Observei um pouco de longe em frente à vitrine, Hagrid acenando para mim. Meu rosto se iluminou com a possibilidade de sair dali, e então o tal menino fez uma piada sobre o gentil homem que me esperava. Eu queria lhe dar uma boa resposta, mas me contentei em encará-lo com o meu olhar mais frio. Madame Malkin chegou e dispensou o garoto, que se despediu com um até logo. A mulher então aproveitou que estávamos nós duas e arrumou as minhas roupas novas em uma sacola bem fácil de carregar. Roupas simples embaixo e uniforme em cima. Nos despedimos e eu fui ao encontro de Hagrid.
— Trouxe sorvete. Você gosta, não é? — ele me perguntou enquanto estendia um pequeno pote.
— Gosto sim.
— O seu vestido é bonito. Agora você está ainda mais parecida com sua mãe.
— Obrigada, Hagrid — eu disse, de cabeça baixa enquanto cutucava o sorvete. Normalmente eu ficaria muito animada com todos aqueles elogios.
— O que aconteceu, ? Está se sentindo bem? — Hagrid perguntou, parecendo estar realmente preocupado.
— O que é quadribol?
— Quase esqueci que você não sabe das coisas do nosso mundo.
— Boa observação, senhor Rúbeo — eu disse, tentando descontrair.
— Desculpe — ele disse, segurando o riso. — É difícil de lembrar quando a vejo tão interessada por tudo e se esforçando para entender sozinha.
— Pelo menos não sou um completo desastre. — Suspirei.
— Quadribol é um esporte bruxo, é parecido com o futebol trouxa, só que um pouco mais complexo.
— E Sonserina e Lufa-Lufa?
— São casas na escola. No total, elas são quatro. Todos dizem que na Lufa-Lufa só tem panacas… — Ele meneou com a cabeça ao dizer a última parte.

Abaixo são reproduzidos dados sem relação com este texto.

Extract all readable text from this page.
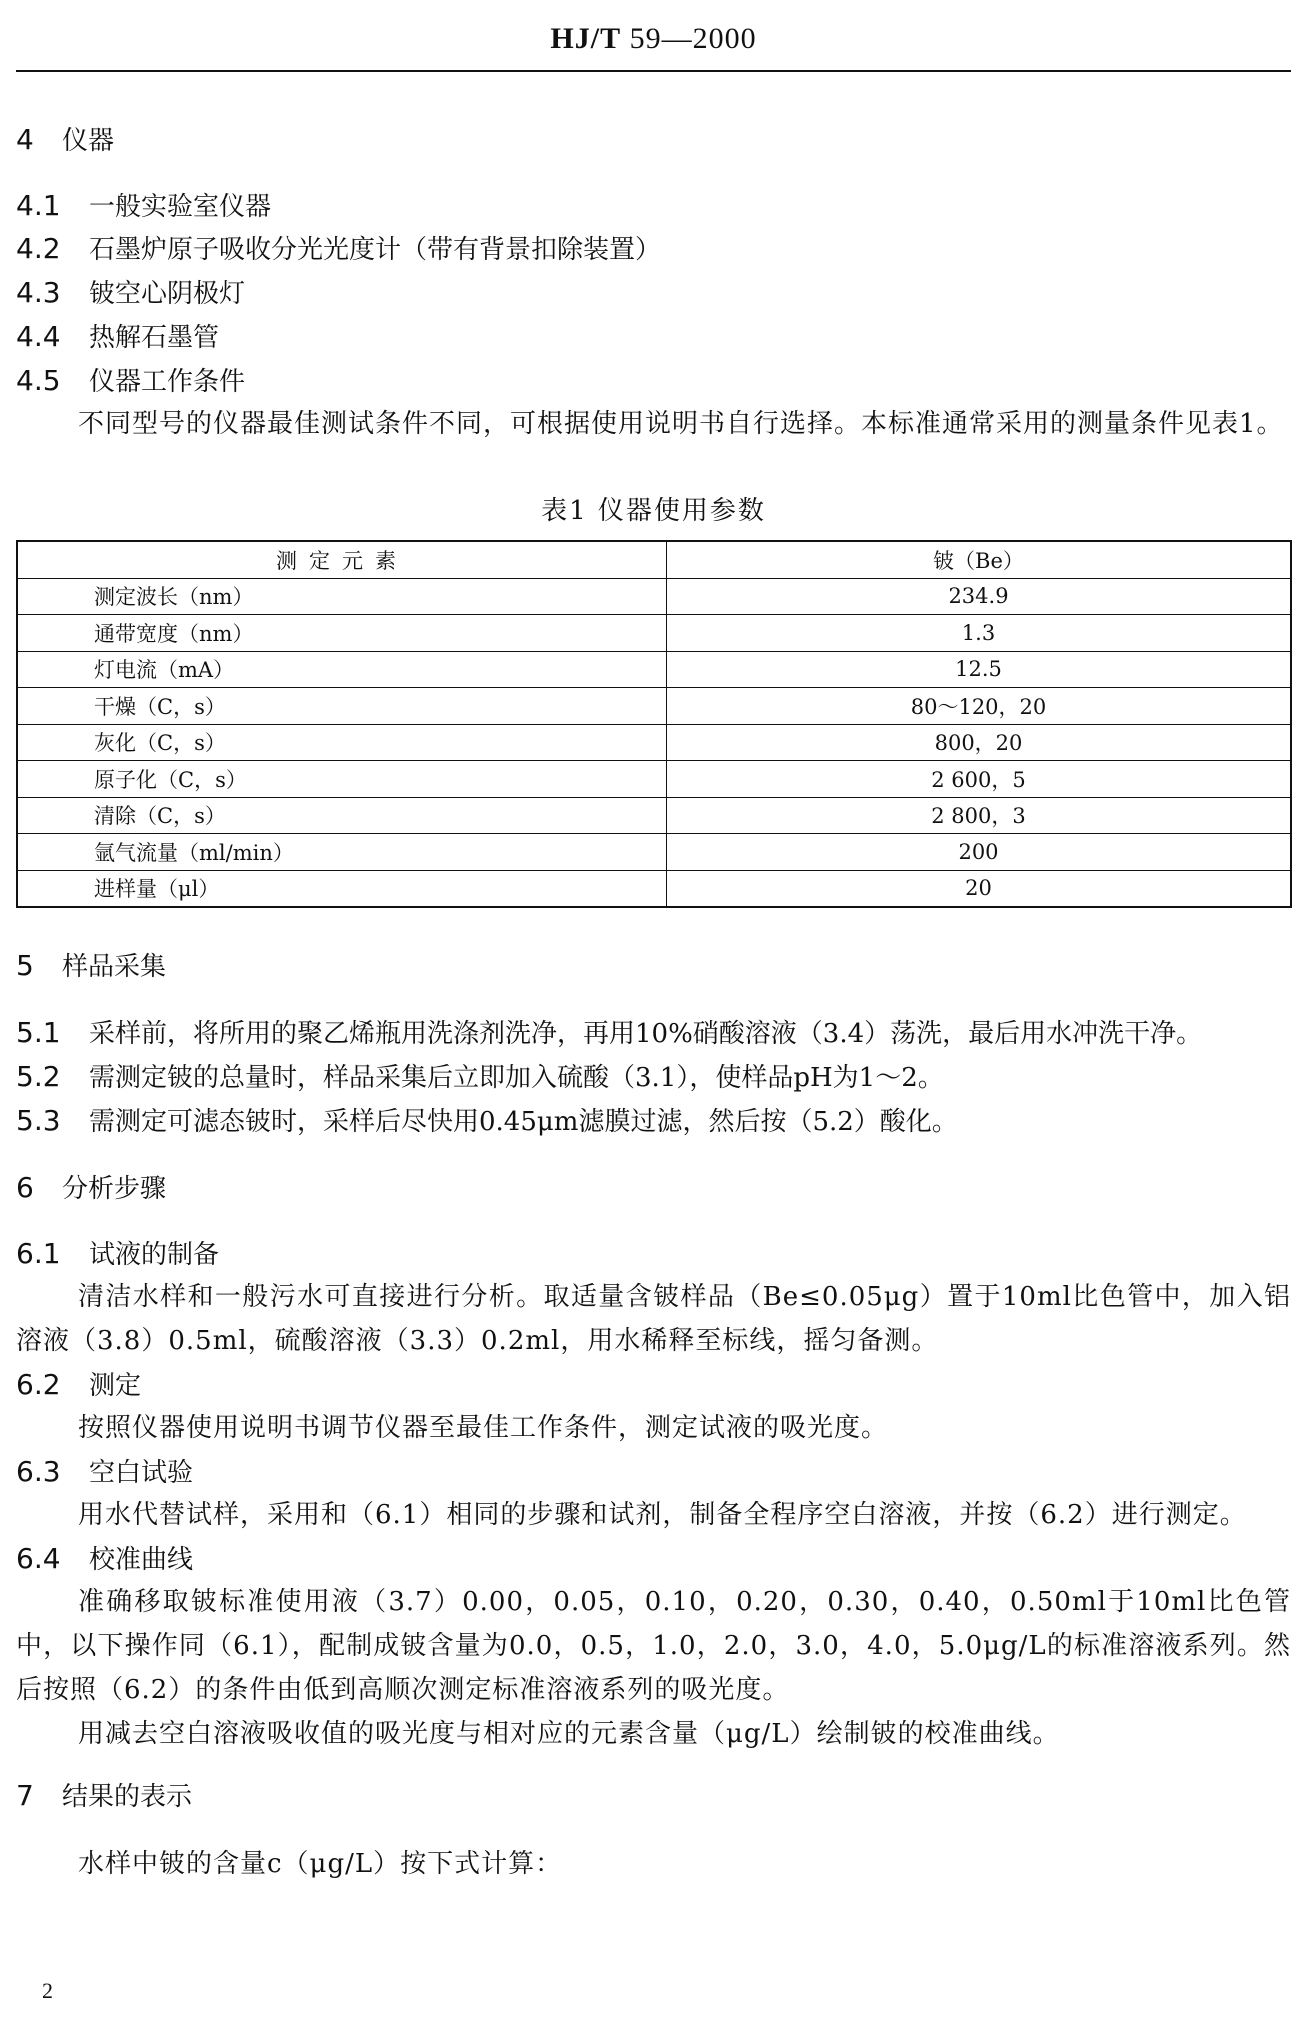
HJ/T 59—2000
4 仪器
4.1 一般实验室仪器
4.2 石墨炉原子吸收分光光度计（带有背景扣除装置）
4.3 铍空心阴极灯
4.4 热解石墨管
4.5 仪器工作条件
不同型号的仪器最佳测试条件不同，可根据使用说明书自行选择。本标准通常采用的测量条件见表1。
表1 仪器使用参数
测定元素	铍（Be）
测定波长（nm）	234.9
通带宽度（nm）	1.3
灯电流（mA）	12.5
干燥（C，s）	80～120，20
灰化（C，s）	800，20
原子化（C，s）	2 600，5
清除（C，s）	2 800，3
氩气流量（ml/min）	200
进样量（μl）	20
5 样品采集
5.1 采样前，将所用的聚乙烯瓶用洗涤剂洗净，再用10%硝酸溶液（3.4）荡洗，最后用水冲洗干净。
5.2 需测定铍的总量时，样品采集后立即加入硫酸（3.1），使样品pH为1～2。
5.3 需测定可滤态铍时，采样后尽快用0.45μm滤膜过滤，然后按（5.2）酸化。
6 分析步骤
6.1 试液的制备
清洁水样和一般污水可直接进行分析。取适量含铍样品（Be≤0.05μg）置于10ml比色管中，加入铝溶液（3.8）0.5ml，硫酸溶液（3.3）0.2ml，用水稀释至标线，摇匀备测。
6.2 测定
按照仪器使用说明书调节仪器至最佳工作条件，测定试液的吸光度。
6.3 空白试验
用水代替试样，采用和（6.1）相同的步骤和试剂，制备全程序空白溶液，并按（6.2）进行测定。
6.4 校准曲线
准确移取铍标准使用液（3.7）0.00，0.05，0.10，0.20，0.30，0.40，0.50ml于10ml比色管中，以下操作同（6.1），配制成铍含量为0.0，0.5，1.0，2.0，3.0，4.0，5.0μg/L的标准溶液系列。然后按照（6.2）的条件由低到高顺次测定标准溶液系列的吸光度。
用减去空白溶液吸收值的吸光度与相对应的元素含量（μg/L）绘制铍的校准曲线。
7 结果的表示
水样中铍的含量c（μg/L）按下式计算：
2
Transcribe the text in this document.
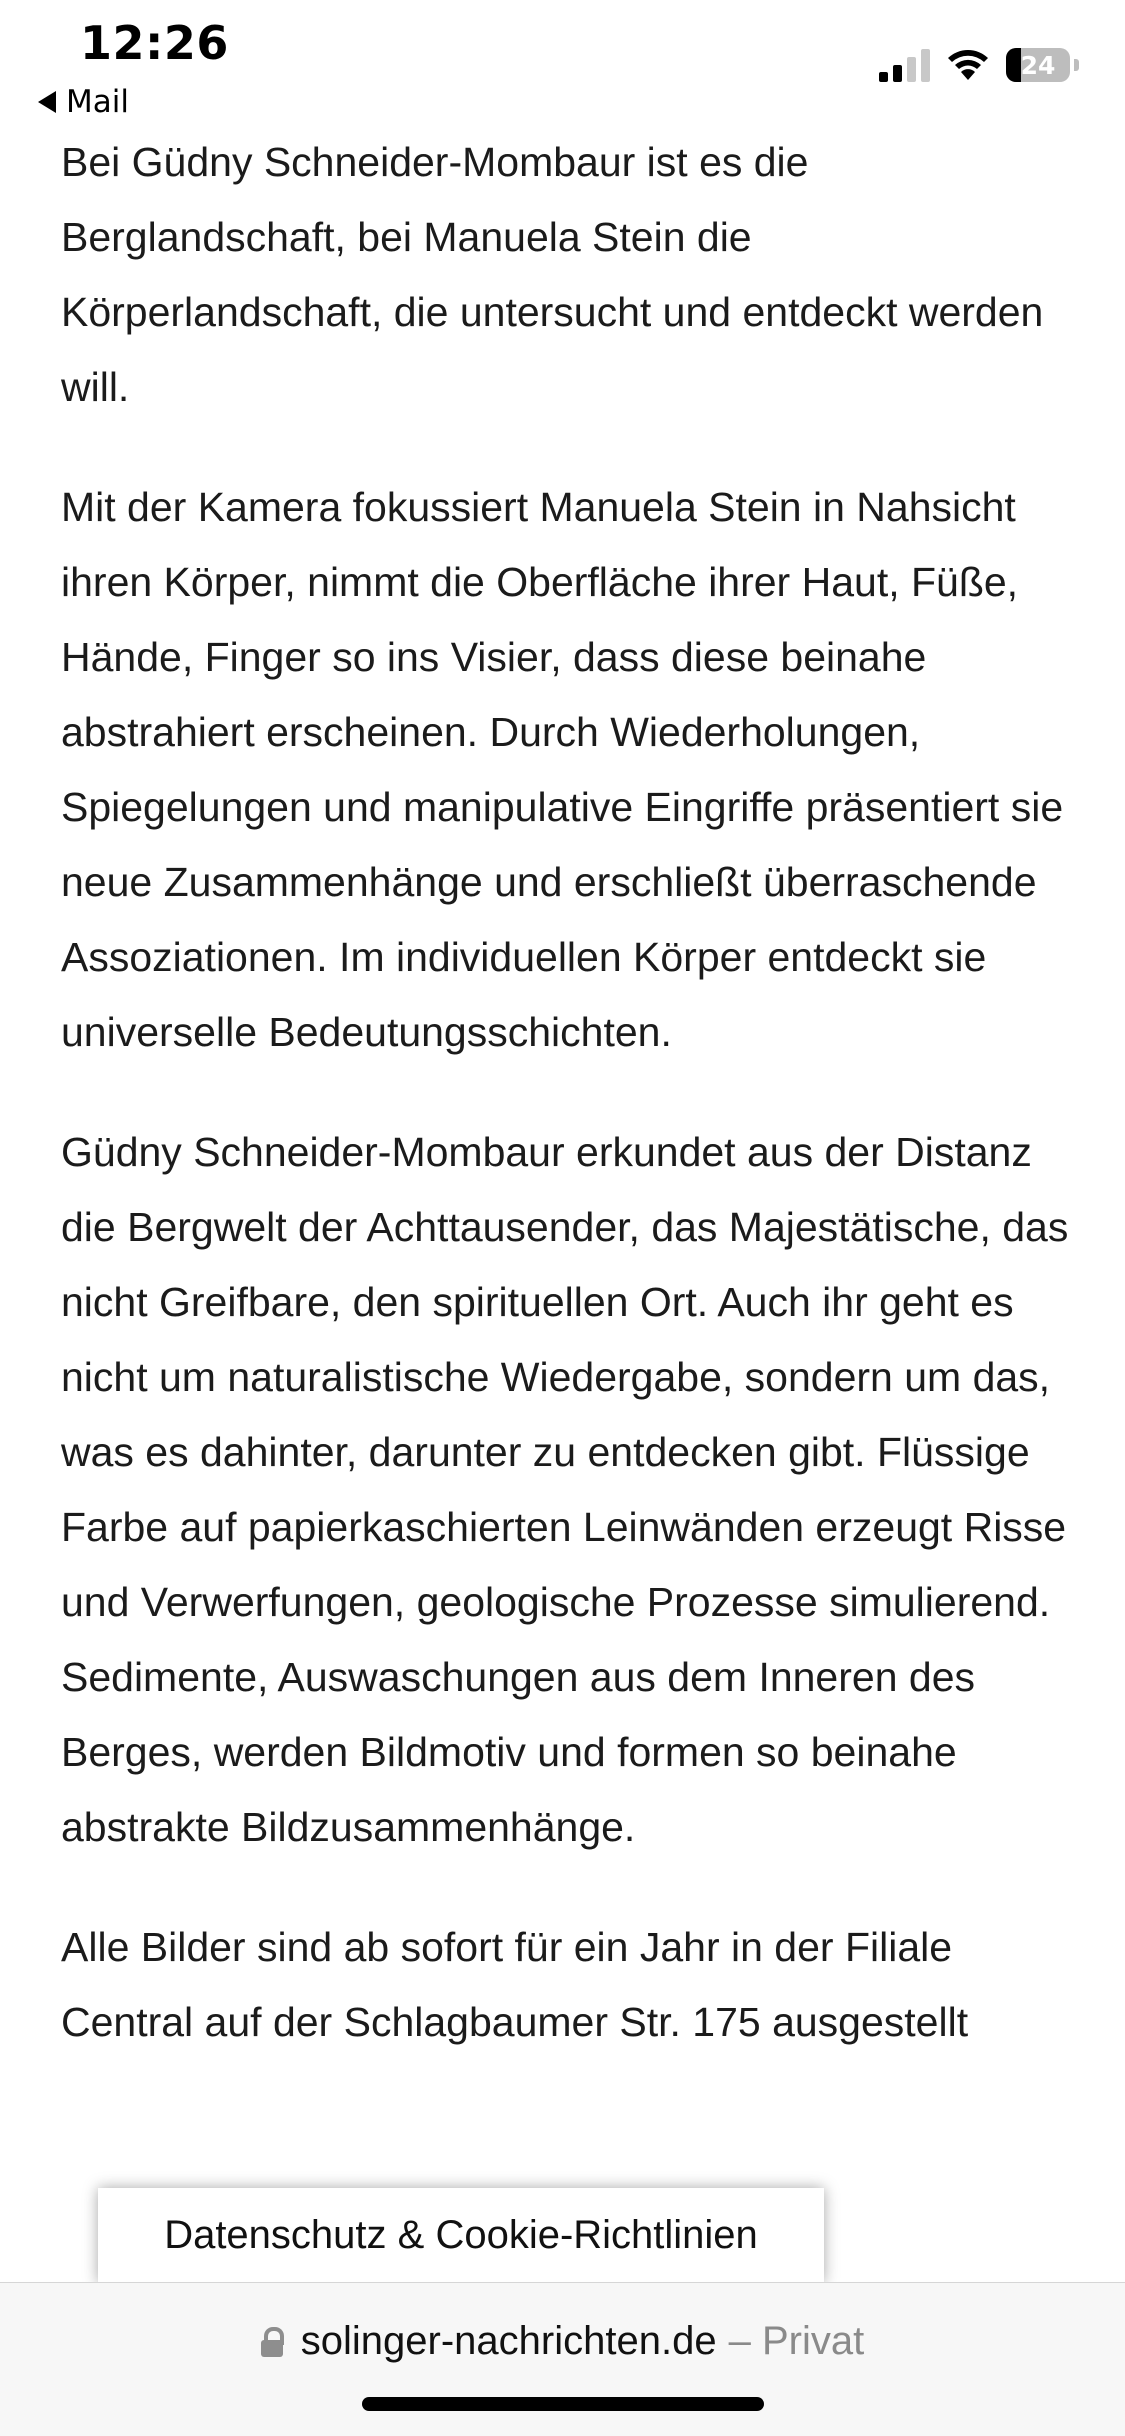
12:26
Mail
24

Bei Güdny Schneider-Mombaur ist es die Berglandschaft, bei Manuela Stein die Körperlandschaft, die untersucht und entdeckt werden will.

Mit der Kamera fokussiert Manuela Stein in Nahsicht ihren Körper, nimmt die Oberfläche ihrer Haut, Füße, Hände, Finger so ins Visier, dass diese beinahe abstrahiert erscheinen. Durch Wiederholungen, Spiegelungen und manipulative Eingriffe präsentiert sie neue Zusammenhänge und erschließt überraschende Assoziationen. Im individuellen Körper entdeckt sie universelle Bedeutungsschichten.

Güdny Schneider-Mombaur erkundet aus der Distanz die Bergwelt der Achttausender, das Majestätische, das nicht Greifbare, den spirituellen Ort. Auch ihr geht es nicht um naturalistische Wiedergabe, sondern um das, was es dahinter, darunter zu entdecken gibt. Flüssige Farbe auf papierkaschierten Leinwänden erzeugt Risse und Verwerfungen, geologische Prozesse simulierend. Sedimente, Auswaschungen aus dem Inneren des Berges, werden Bildmotiv und formen so beinahe abstrakte Bildzusammenhänge.

Alle Bilder sind ab sofort für ein Jahr in der Filiale Central auf der Schlagbaumer Str. 175 ausgestellt

Datenschutz & Cookie-Richtlinien
solinger-nachrichten.de – Privat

— Esse pensamento não é nada legal e imagino que os alunos de lá não gostem nada de escutar isso.
— Bem, eu… — Rúbeo ficou sem graça, e eu me apressei em dizer.
— Não se preocupe, Hagrid. Eu sei que você não disse por mal.
— Poxa vida, tenho quase certeza que você passará bem longe da Sonserina.
Começamos a andar e eu me senti mais leve. Contei a Hagrid que todo aquele questionamento era por causa do menino pálido que eu encontrei na loja de roupas, e o gigante me contou alguns fatos sobre a Sonserina. Fiquei sabendo que Você-sabe-quem estudou em Hogwarts e foi daquela casa, me deixando muito surpresa. Dei continuidade à lista de materiais e seguimos para as outras lojas.
Os meus olhos brilhavam mais do que joias e o sorriso não cabia no meu rosto. Compramos livros gigantes e em capa dura na Floreios & Borrões, depois um Caldeirão de estanho — mesmo eu achando o de ouro maciço muito lindo —, ingredientes para poções e um telescópio desmontável. Eu já estava bem cansada, então entramos numa farmácia e Hagrid comprou o restante dos ingredientes para as porções.
— Agora só falta a Varinha — eu disse, suspirando aliviada.
— E eu vou comprar o seu presente de aniversário.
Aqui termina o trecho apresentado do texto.